The leaked letter, written by the Lao government to the Laos-based Xayaburi Power Company, states that the Lao government, “in a spirit of cooperation and working together of all relevant parties,” believes that it has done everything it needs to do in order to clear the project. “Essentially, [the letter] gives the green light to the company to move forward,” says Aviva Imhof, the Interim Executive Director at International Rivers. In a second letter, the Xayaburi Power Company writes to the Electricity Generating Authority of Thailand saying that since the consultation process is complete, they would like to initiate construction.
The river gained a brief reprieve in April when the four Mekong nations met to discuss the pros and cons of building. The meeting was backed by a coalition of 230 NGOs opposed to the plan. Vietnam and Cambodia, the downstream countries most likely to bear the brunt of the dam’s ecological consequences, “made very clear statements expressing concern for more research and consultation,” Imhof says. Vietnam was most strongly opposed and called for a 10-year moratorium on all hydropower projects (Laos has proposed a total of 11 eventual dams). The countries agreed to put the project on ice until further ministerial-level meetings could take place, tentatively scheduled for this November.

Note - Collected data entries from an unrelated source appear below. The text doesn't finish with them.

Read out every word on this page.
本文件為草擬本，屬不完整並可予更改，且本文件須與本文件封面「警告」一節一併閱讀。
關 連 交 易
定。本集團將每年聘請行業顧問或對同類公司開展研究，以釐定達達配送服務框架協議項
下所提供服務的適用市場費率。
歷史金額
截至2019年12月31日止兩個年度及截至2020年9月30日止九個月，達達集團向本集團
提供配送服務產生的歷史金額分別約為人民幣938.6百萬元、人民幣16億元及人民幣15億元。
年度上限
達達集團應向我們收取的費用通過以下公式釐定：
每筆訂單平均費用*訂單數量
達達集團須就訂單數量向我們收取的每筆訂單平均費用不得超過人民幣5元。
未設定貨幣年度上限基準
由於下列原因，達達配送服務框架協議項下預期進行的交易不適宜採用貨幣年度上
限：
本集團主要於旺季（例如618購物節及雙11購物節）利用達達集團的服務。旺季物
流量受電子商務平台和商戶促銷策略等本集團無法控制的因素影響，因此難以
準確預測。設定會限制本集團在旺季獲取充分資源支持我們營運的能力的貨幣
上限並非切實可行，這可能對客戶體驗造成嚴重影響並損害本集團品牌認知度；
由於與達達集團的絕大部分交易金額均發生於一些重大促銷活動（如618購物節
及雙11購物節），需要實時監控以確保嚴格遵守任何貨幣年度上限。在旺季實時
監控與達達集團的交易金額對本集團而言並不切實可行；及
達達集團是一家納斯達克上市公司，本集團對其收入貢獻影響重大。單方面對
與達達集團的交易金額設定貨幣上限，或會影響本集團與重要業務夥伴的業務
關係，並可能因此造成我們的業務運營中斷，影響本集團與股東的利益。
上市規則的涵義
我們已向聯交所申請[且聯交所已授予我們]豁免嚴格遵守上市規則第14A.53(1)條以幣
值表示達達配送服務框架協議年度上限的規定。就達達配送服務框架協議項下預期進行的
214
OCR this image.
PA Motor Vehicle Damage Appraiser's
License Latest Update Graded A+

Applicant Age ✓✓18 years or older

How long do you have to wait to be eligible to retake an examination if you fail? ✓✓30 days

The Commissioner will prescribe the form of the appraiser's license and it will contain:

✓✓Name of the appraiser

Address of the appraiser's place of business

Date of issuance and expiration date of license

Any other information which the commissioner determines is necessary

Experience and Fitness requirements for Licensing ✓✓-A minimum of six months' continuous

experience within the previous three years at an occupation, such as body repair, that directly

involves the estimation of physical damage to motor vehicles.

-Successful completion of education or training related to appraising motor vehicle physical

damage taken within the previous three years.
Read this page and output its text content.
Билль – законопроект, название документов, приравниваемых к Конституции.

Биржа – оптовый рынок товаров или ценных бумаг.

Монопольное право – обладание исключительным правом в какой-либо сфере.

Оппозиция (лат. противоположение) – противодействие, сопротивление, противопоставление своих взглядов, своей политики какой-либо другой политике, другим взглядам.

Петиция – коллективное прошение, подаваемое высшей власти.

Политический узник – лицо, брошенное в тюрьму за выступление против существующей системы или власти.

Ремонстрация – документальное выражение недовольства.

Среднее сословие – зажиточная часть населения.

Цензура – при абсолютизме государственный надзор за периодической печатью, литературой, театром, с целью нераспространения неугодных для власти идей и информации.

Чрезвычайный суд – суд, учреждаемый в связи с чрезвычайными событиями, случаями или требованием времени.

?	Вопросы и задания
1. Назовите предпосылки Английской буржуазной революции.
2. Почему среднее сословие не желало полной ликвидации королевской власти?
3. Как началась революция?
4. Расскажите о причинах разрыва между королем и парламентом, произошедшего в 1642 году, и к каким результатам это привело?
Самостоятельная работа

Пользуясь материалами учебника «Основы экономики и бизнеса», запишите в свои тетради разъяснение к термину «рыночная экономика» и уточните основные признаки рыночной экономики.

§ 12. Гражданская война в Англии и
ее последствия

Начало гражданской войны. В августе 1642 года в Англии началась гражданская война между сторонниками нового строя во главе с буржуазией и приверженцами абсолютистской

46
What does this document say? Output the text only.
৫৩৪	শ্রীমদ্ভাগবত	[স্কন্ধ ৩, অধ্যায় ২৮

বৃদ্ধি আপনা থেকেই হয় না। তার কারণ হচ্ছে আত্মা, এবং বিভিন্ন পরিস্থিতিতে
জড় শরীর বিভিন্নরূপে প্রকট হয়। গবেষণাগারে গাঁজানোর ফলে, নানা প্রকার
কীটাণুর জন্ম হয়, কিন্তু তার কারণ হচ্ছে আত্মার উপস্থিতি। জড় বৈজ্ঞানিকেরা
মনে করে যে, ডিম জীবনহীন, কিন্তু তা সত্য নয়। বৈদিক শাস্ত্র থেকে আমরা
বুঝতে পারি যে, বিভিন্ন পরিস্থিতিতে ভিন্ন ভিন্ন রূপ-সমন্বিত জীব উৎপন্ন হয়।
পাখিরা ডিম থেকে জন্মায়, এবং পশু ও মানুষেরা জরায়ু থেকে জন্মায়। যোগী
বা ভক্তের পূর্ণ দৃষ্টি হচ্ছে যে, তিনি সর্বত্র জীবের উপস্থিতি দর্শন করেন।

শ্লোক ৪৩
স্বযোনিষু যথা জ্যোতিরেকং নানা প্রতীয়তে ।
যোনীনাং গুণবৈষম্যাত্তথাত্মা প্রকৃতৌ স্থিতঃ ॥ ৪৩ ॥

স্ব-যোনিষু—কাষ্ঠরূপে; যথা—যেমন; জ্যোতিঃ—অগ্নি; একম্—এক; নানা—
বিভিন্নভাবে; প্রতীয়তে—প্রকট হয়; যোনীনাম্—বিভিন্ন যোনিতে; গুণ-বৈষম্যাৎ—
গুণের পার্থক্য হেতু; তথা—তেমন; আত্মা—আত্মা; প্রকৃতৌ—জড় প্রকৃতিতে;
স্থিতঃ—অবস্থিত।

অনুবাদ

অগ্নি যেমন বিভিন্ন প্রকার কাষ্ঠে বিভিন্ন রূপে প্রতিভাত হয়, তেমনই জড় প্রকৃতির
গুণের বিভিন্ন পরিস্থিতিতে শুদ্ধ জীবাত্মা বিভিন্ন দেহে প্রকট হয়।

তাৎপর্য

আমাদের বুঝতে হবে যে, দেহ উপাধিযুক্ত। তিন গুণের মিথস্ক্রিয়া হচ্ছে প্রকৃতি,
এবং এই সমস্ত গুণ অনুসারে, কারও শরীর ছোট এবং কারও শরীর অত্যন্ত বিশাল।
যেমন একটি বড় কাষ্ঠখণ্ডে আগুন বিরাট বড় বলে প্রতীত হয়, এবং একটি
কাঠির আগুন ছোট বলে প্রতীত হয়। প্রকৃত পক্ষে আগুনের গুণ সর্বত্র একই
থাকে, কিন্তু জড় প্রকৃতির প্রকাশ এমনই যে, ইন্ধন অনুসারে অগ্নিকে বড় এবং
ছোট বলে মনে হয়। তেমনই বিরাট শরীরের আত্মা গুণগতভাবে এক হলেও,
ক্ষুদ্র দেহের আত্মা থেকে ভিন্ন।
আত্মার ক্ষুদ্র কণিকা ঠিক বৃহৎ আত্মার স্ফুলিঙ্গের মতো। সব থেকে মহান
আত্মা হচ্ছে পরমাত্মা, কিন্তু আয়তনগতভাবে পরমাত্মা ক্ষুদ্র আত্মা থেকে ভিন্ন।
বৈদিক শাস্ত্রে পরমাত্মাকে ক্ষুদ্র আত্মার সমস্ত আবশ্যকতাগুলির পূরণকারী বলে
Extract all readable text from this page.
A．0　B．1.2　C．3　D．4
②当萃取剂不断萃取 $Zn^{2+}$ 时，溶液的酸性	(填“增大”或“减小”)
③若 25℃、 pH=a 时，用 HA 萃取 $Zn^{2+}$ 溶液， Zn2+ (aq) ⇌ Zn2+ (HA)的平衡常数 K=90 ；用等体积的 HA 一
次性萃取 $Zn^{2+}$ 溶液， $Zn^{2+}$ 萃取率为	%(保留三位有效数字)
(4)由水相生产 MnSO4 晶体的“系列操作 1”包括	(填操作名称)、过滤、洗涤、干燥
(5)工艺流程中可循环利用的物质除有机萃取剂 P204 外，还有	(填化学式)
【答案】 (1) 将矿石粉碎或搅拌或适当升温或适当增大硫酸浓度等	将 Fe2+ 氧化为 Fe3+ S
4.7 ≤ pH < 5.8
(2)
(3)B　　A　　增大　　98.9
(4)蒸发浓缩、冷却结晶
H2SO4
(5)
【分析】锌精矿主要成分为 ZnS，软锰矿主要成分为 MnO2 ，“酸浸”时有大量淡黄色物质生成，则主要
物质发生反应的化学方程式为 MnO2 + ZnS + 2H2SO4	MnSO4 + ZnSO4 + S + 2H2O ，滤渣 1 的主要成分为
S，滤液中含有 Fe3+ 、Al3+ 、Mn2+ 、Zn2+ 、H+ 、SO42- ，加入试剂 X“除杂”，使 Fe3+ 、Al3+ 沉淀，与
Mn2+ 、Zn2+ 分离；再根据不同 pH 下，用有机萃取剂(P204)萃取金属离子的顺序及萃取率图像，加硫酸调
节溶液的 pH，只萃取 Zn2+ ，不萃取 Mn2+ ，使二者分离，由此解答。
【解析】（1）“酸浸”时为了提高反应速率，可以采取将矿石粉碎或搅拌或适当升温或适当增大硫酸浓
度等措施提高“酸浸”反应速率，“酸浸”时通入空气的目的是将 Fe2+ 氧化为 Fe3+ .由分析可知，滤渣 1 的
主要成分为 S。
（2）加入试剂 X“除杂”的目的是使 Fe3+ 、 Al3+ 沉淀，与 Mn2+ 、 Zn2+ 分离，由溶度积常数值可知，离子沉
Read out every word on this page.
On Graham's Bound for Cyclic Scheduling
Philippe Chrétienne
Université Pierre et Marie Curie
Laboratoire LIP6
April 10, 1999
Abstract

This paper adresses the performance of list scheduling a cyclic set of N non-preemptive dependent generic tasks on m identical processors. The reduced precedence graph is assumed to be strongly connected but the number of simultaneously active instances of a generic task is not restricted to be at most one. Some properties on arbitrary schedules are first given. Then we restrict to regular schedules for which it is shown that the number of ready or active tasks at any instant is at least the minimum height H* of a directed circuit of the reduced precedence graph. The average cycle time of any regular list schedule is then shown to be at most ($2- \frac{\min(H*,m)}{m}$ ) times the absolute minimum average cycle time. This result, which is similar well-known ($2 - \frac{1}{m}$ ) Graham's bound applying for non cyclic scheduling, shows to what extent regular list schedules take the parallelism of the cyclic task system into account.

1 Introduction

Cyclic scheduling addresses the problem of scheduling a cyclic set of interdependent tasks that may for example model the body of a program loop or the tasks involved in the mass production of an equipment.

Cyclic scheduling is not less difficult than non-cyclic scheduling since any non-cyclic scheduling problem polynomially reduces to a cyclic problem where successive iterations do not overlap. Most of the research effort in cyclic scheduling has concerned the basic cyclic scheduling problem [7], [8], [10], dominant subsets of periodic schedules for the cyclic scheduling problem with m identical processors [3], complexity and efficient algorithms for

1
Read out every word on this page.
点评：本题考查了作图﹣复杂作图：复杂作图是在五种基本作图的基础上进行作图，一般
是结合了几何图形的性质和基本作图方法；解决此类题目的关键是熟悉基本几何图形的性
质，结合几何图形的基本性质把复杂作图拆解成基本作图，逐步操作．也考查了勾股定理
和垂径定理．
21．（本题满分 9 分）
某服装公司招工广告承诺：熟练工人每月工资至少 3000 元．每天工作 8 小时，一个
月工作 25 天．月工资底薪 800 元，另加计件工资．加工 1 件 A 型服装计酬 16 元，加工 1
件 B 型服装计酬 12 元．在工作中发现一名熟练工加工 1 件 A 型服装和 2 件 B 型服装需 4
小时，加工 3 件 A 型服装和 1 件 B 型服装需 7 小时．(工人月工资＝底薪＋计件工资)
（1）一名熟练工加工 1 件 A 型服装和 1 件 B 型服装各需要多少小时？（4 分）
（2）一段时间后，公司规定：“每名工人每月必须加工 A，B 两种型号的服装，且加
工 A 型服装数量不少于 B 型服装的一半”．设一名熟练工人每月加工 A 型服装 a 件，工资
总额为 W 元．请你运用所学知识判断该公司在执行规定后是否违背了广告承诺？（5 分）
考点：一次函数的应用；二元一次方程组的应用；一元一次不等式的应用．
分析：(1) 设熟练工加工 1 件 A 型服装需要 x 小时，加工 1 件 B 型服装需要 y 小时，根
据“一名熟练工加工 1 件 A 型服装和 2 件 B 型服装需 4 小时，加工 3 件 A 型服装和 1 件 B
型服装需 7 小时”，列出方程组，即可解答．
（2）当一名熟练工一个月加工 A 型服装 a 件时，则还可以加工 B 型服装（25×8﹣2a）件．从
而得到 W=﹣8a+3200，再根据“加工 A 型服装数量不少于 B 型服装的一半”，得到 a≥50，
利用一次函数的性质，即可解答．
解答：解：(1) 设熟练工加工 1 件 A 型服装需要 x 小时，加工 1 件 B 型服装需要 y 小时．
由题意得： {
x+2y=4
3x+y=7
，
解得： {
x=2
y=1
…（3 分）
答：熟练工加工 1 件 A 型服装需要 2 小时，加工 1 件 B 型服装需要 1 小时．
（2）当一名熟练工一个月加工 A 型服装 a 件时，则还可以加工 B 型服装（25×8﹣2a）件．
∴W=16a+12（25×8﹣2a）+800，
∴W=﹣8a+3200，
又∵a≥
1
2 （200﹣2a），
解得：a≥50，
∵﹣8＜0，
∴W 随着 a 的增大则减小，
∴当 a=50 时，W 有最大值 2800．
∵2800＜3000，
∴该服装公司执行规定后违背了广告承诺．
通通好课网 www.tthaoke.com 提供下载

Laos hopes to use the dam to boost the country’s economy by exporting much of the anticipated 1,260 MW of dam-generated power. But surreptitiously defying the wishes of its neighbors by proceeding with construction means Laos has joined the ranks of “rogue nations,” Trandem said in her statement. The four Southeast Asian nations are bound by the 1995 Mekong Agreement to hold inter-governmental consultations before tampering with the river, since any upstream actions can have profound downstream consequences. “We think it’s pretty outrageous that Laos is proposing to proceed unilaterally with this project in violation of their international obligations under the Mekong Agreement,” Imhof says. By carrying on in spite of the other member countries' wishes, Laos is violating its obligations under international law.
But establishing international law and enforcing international law are two entirely different issues. “It’s very difficult to enforce those commitments,” Imhof says. She hopes that regional governments in Vietnam and Cambodia will step up after they’re alerted to Laos’ covert operation. In Thailand—though the country is poised to benefit from construction profits as well reap the largest dam-generated power consumption—local communities are also placing pressure on the government, especially in the country’s northern provinces where livelihood losses will likely be largest.
International Rivers also hopes that donors will increase their pressure on the Mekong River Commission, the central organization dedicated to sustainable development in the region. And on the flipside, “Laos is also still a very donor-dependent country,” Imhof says, so country-level donors can do their part to pressure the Lao government directly.
“We’re going to continue to work to ensure that this project and no projects on the mainstream of the Mekong are built,” Imhof says, “because these projects would threaten the river's fisheries and livelihoods of literally millions of people.”